That’s why advocates across the state, and locally in Farmington Hills, joined to proclaim May 7 as Michigan Foster Care Awareness Day, and May as Michigan Foster Care Awareness Month. Their goal is to raise awareness of this issue and recognize the people who are working to help.

Farmington Hills Mayor Ken Massey signed the proclamation into action at the April 22 City Council meeting.

“We have a need across the state for more foster care families, because there are more children who still need a place to stay,” said Mitchell. “It’s something we just have to keep up with all the time. Unfortunately, there are still children who are not safe at home, and that is our primary concern.”

In 2018, Samaritas served 1,400 children in foster care, but Mitchell explained that there are still other children out there who are in need of these services and a safe place to call home.

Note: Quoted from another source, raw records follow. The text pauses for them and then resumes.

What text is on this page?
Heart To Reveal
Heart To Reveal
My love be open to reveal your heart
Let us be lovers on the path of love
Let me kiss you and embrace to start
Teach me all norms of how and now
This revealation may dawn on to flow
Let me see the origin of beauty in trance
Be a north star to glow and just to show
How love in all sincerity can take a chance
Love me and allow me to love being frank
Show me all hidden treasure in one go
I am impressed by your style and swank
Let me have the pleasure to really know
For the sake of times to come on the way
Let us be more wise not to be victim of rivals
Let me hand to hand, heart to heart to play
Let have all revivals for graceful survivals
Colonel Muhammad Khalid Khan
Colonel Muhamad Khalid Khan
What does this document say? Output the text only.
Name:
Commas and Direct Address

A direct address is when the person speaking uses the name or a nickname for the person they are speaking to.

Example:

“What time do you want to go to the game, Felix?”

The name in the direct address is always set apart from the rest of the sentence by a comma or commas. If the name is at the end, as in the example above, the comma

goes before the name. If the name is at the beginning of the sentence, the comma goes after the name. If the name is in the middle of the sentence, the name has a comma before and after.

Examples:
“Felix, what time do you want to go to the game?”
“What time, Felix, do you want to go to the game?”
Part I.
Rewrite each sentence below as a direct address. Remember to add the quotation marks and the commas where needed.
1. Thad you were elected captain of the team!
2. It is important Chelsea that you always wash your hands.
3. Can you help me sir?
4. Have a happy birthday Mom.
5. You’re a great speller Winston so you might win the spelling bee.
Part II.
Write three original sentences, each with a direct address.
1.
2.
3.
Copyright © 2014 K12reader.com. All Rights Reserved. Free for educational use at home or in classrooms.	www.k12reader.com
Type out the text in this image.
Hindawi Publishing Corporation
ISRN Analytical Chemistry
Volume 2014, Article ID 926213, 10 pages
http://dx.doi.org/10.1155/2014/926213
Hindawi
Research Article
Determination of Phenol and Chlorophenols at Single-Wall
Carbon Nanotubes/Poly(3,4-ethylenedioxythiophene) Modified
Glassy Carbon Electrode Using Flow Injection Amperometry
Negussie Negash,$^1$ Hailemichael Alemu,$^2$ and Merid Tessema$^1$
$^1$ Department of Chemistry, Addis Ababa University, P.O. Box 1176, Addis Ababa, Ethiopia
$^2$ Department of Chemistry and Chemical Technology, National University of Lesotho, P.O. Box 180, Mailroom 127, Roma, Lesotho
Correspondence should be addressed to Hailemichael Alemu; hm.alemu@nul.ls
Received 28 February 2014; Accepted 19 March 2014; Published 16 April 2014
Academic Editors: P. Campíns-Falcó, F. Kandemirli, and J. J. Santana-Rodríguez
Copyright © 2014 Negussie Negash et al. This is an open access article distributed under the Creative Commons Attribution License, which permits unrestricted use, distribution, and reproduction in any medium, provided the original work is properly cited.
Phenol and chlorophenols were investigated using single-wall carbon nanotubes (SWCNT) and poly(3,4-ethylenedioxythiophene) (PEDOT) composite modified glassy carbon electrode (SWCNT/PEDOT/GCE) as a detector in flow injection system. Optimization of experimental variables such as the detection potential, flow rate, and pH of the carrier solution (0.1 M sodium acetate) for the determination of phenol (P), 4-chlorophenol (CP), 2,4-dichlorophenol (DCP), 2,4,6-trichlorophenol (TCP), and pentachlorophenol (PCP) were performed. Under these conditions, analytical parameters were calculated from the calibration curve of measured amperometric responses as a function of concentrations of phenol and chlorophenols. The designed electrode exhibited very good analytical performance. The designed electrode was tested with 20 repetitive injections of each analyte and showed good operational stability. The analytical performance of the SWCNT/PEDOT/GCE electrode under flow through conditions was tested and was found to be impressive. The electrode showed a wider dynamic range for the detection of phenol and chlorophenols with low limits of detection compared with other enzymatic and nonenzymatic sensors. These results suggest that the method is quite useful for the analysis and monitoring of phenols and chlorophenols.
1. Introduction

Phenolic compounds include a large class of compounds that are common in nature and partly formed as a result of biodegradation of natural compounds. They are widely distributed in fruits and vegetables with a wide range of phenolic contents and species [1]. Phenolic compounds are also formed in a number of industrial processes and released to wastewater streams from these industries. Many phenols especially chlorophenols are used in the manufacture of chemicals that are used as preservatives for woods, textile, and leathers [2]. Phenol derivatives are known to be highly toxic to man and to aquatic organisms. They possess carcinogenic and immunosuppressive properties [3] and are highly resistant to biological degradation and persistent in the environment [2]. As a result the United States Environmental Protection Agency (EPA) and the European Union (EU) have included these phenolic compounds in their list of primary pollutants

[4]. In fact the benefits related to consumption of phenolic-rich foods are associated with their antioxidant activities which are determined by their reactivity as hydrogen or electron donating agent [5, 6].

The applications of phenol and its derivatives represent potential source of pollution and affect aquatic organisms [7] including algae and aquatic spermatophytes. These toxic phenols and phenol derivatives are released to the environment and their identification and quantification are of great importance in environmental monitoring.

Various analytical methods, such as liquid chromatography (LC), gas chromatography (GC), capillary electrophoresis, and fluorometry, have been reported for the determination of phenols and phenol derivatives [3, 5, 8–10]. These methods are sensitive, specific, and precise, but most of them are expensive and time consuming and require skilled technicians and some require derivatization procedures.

She hopes the awareness raised by the proclamation and the media will help people understand just how great the need for support is.

Mitchell also hopes that through raised awareness, assumptions about foster care and the parents who lose their children can be dispelled.

“People make a lot of assumptions about foster care or about the parents who’ve hurt their children or have not been able to provide for their families,” she said. “There are significant issues that cause parents to not be good parents, and it’s not because they’re bad people at all. They’ve often had difficult lives themselves.”

While placing a child with a foster family is often what people think is the first action to happen, Samaritas’ goal is far from that. Instead, they hope to keep families together while providing services to deal with the substance abuse issues these parents may be struggling with. With the “Families First Program,” Samaritas was able to keep 97% of the children they served in 2018 out of foster care while their families received those and other services.

“It’s good for the community to understand more about the foster care experience and to think about ways they can support kids and families as they go through this,” Mitchell said.

Massey, who went through the foster care system himself as an infant, said it was an easy decision for him to sign the proclamation because the issue holds such a special place in his heart. His respect and admiration for those who volunteer their time, energy and love to care for these children runs deep.

“It takes a special person, and a special set of principles and drive to be able to do that, and they need to be recognized for it and thanked,” Massey said. “I think the entire community owes them a debt of gratitude because they help our entire community.

“We wanted to let them know they’re respected and appreciated,” he added.

Mitchell said Samaritas is continuously looking for adults and families to join their agency and become licensed foster care families. Licensed families are able to receive financial reimbursements through the state of Michigan if they choose to take on the care of a child in need.